Ya sabemos que Pablo fue escogido para el apostolado entre los gentiles (la incircuncisión). Su apostolado también fue confirmado, aunque escogido el último, por señales (Romanos 15:15-19). El apostolado de Pablo fue puesto en duda o menospreciado por los Corintios y él apela a las señales de apóstol que en él se manifestaron, como en los doce, para autenticarlo (2 Corintios 12:11-12). “En nada he sigo menos que aquellos grandes apóstoles”, dijo él.

Hemos demostrado por las Escrituras que estas eran señales de apóstol y confirmativas de la predicación para establecer el cristianismo en el mundo. Una vez que el cristianismo fue establecido definitivamente en el mundo como una cosa de origen divino, cesaron estas señales y estas maravillas.

Al fin de la era apostólica ya habían cesado estas obras. Pablo tenía un aguijón en la carne, una enfermedad. Oró tres veces al Señor que se la quitase y el Señor contestó: “Bástate mi gracia”. Aquella dolencia física era una gran bendición para Pablo (2 Corintios 12:7-9). Epafrodito fue a Roma desde Filipos a llevar una ofrenda de los filipenses al apóstol Pablo, que estaba preso, y allí enfermó gravemente. La enfermedad corrió su curso natural hasta el restablecimiento. Epafrodito no fue objeto de un milagro de sanidad por parte del apóstol (Filipenses 2:25-30).

Timoteo era un joven enfermizo. Estaba siempre enfermo y padecía del estómago. Pablo, antes que hacer un milagro en él, le recetó un remedio para su enfermedad (1 Timoteo 5:23). Trófimo, un siervo de Dios y compañero útil de Pablo en el ministerio. Tuvo que ser dejado por el apóstol enfermo en Mileto. Tampoco fue objeto de un milagro de sanidad por parte de Pablo (2 Timoteo 4:20).

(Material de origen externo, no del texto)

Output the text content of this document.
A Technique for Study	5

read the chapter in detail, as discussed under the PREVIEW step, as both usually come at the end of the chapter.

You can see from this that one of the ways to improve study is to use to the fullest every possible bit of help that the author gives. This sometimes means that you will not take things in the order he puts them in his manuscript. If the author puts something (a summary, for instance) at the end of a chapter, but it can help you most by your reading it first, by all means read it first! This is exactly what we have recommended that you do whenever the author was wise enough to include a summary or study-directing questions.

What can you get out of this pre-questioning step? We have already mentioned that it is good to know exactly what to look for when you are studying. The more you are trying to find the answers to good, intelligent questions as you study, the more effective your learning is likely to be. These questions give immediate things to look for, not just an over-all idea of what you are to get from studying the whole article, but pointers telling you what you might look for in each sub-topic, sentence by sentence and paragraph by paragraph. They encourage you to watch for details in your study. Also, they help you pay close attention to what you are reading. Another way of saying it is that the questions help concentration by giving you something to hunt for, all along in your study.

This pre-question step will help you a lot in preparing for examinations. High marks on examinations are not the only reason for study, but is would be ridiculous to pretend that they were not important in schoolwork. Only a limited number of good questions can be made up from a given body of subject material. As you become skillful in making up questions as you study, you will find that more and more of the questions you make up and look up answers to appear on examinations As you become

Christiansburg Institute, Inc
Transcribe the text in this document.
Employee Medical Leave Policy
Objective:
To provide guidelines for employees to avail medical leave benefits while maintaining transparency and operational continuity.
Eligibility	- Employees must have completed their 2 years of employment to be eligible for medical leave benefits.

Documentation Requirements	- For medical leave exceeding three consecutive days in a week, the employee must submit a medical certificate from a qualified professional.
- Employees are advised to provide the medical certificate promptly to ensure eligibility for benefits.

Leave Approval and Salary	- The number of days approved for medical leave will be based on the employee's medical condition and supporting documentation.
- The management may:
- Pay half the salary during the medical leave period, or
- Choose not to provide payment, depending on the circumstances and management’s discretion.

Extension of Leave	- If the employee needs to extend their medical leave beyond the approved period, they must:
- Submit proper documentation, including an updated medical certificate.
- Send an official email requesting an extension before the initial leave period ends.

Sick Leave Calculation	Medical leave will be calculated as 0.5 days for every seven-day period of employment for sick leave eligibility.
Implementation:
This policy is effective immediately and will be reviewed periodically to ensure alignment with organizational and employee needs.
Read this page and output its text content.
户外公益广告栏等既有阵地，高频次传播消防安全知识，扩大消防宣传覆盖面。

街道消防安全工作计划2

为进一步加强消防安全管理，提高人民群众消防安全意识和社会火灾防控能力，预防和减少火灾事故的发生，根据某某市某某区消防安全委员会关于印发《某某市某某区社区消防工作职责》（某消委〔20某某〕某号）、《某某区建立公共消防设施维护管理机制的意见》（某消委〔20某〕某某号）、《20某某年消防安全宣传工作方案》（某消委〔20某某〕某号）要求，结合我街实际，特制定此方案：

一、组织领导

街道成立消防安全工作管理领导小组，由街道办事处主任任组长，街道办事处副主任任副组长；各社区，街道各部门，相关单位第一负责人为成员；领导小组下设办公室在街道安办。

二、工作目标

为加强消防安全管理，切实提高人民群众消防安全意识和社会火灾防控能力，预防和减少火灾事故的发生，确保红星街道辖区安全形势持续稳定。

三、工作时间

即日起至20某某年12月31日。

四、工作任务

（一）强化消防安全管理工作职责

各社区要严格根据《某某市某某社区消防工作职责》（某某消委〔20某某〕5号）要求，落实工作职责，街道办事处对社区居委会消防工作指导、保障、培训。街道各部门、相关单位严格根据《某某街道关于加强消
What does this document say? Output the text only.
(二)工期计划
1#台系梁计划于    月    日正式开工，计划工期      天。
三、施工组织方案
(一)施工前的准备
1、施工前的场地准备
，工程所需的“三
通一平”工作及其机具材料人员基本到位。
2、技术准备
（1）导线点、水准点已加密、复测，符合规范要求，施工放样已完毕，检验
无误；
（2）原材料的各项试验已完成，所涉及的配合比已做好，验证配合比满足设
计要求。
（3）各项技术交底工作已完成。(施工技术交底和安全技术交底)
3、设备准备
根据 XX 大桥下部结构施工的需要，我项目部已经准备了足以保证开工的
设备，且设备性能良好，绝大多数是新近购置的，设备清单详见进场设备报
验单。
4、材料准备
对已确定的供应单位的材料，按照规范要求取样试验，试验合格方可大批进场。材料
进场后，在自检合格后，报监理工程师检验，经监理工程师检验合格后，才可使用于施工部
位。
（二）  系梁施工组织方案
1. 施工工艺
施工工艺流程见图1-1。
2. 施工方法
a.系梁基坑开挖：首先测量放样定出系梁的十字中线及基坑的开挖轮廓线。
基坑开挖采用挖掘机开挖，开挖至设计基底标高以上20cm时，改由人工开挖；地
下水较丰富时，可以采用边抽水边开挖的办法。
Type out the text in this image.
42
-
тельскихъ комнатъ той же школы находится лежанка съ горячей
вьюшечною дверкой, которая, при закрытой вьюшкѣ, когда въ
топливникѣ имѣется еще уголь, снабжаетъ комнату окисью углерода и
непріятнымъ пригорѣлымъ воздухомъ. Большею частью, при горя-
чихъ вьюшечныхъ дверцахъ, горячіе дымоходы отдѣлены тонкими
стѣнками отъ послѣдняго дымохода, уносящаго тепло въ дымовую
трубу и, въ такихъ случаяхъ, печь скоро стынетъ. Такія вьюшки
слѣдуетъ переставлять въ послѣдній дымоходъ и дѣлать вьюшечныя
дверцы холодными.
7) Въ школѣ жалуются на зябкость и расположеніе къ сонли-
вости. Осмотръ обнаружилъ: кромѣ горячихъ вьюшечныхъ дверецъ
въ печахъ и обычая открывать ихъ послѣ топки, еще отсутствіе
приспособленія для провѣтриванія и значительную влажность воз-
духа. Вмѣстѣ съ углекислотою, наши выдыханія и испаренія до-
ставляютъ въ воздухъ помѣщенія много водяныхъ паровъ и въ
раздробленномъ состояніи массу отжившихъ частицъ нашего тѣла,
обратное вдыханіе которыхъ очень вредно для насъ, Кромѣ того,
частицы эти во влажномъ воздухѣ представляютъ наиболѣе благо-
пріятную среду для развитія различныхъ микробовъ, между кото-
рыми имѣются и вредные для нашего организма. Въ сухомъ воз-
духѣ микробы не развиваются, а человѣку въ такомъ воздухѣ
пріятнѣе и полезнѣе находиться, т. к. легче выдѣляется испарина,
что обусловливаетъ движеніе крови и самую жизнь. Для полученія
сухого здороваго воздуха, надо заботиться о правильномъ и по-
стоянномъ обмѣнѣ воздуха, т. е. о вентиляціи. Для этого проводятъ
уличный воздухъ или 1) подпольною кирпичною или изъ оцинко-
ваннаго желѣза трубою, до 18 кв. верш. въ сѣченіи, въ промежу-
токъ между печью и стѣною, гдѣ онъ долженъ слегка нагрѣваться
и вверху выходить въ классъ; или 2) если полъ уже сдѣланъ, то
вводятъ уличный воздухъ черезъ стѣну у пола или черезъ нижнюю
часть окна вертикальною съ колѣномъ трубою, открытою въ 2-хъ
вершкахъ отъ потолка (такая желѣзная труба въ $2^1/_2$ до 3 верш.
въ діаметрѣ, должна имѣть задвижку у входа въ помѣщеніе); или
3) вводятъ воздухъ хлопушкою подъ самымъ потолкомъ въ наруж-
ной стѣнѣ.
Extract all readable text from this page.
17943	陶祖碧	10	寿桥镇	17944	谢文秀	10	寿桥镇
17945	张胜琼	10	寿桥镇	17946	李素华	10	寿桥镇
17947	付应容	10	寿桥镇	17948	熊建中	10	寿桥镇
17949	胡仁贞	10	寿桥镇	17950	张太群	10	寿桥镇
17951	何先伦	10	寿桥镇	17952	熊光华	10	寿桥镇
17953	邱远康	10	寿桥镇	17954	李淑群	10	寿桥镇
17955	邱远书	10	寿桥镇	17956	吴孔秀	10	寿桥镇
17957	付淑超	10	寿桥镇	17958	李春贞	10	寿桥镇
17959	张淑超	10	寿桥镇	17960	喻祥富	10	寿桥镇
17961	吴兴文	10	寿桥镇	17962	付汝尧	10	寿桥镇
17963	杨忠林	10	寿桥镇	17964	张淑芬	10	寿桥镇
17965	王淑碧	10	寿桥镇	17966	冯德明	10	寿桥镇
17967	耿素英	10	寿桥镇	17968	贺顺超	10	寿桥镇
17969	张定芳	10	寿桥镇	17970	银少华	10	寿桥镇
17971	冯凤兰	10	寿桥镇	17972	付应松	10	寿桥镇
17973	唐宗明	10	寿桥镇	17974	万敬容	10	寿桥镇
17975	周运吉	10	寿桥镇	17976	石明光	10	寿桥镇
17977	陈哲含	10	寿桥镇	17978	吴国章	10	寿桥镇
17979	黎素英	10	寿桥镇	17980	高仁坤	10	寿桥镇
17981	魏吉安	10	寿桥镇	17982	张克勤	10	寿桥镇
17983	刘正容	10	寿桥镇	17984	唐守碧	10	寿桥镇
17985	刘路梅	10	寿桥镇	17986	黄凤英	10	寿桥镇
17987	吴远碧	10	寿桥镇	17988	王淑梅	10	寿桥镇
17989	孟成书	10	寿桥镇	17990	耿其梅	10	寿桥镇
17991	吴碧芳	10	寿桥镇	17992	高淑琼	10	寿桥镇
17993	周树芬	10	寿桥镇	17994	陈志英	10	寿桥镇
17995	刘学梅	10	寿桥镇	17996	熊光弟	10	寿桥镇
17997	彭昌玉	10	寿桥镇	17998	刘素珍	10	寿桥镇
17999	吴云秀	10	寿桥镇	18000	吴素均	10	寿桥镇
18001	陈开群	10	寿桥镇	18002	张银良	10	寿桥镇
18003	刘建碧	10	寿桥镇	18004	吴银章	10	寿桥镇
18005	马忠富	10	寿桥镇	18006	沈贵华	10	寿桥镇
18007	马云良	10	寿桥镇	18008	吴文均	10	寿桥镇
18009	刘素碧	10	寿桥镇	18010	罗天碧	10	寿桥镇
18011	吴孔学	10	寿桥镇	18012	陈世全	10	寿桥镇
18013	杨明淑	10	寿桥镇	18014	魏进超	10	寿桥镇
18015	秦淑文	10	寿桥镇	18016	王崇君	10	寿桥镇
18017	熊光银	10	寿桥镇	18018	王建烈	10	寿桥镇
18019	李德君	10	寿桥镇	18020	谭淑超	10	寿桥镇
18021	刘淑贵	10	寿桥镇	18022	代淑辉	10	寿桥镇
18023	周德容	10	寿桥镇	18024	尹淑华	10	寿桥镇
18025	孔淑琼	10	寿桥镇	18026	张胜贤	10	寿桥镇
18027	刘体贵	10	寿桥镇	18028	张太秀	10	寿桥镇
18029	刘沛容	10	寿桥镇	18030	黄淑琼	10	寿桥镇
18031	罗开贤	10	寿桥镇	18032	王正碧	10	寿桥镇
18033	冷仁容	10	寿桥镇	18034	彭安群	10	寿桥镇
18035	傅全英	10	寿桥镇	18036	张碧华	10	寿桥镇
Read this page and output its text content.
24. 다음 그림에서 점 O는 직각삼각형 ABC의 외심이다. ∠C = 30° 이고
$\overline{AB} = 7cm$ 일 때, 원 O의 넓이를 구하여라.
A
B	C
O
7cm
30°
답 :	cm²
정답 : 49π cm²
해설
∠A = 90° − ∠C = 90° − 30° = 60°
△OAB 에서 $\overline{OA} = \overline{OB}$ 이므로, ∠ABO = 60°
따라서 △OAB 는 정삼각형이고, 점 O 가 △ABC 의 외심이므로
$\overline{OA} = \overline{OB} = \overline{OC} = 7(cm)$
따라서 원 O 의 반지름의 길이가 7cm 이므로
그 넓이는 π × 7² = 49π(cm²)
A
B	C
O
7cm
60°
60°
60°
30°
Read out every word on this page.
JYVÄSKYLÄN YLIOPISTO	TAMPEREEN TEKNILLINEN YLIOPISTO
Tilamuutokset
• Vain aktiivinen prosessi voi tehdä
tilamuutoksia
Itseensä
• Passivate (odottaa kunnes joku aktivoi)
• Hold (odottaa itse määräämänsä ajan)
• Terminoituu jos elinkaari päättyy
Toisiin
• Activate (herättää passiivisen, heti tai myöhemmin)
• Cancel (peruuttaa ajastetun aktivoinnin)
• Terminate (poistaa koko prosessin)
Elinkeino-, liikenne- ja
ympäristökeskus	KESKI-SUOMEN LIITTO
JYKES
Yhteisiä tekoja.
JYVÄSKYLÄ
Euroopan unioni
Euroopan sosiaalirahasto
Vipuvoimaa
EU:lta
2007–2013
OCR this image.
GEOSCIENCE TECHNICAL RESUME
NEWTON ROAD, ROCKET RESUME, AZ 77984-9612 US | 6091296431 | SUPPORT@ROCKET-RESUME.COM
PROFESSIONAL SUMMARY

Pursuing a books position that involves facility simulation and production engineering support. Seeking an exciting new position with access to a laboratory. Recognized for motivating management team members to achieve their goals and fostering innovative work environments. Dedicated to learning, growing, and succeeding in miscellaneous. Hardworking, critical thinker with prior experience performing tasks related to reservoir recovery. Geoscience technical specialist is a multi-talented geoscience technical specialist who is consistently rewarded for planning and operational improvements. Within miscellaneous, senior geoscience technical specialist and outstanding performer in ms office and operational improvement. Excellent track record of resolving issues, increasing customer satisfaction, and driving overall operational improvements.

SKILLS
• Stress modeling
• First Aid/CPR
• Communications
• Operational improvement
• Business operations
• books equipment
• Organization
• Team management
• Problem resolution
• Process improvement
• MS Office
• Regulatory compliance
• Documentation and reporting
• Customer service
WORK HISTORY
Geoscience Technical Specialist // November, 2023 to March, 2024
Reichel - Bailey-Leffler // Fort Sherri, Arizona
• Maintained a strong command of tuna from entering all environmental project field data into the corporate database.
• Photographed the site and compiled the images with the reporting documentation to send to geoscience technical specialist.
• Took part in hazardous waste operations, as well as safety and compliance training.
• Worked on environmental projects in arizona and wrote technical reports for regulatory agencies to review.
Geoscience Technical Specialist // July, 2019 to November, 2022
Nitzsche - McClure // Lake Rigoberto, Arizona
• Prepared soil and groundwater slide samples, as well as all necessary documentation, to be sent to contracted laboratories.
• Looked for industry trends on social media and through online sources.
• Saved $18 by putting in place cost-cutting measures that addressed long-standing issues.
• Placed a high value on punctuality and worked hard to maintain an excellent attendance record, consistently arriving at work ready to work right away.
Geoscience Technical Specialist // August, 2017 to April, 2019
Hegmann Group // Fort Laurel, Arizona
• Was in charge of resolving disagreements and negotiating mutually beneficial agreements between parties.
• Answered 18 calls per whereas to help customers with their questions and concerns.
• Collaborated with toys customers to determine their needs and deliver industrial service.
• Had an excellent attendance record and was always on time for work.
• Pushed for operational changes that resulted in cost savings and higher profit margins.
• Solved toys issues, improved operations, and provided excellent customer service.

Al principio de la era apostólica, leemos en los Hechos 19 que sudarios y pañuelos que habían estado en contacto con el cuerpo de Pablo eran llevados a los enfermos y les sanaban. Al fin del ministerio de Pablo, estas virtudes habían cesado en él como puede verse muy bien por los casos precedentemente citados.

Yo no niego que el Señor, cuando esta es su voluntad, sana milagrosamente a su pueblo en respuesta a la oración de fe. Pero esto es muy distinto a que se levante un hombre diciendo que tiene el don de sanidad —según se manifestaba por medio de los apóstoles— invitando a todos los enfermos para ser sanados. Para esto último no hay garantía alguna en la Palabra.

La salud del cuerpo es una bendición temporal. El Señor está haciendo una obra más importante hoy, salvando las almas por la predicación del Evangelio.

Esta es una bendición eterna. El mayor milagro es el cambio de un pecador en una nueva criatura.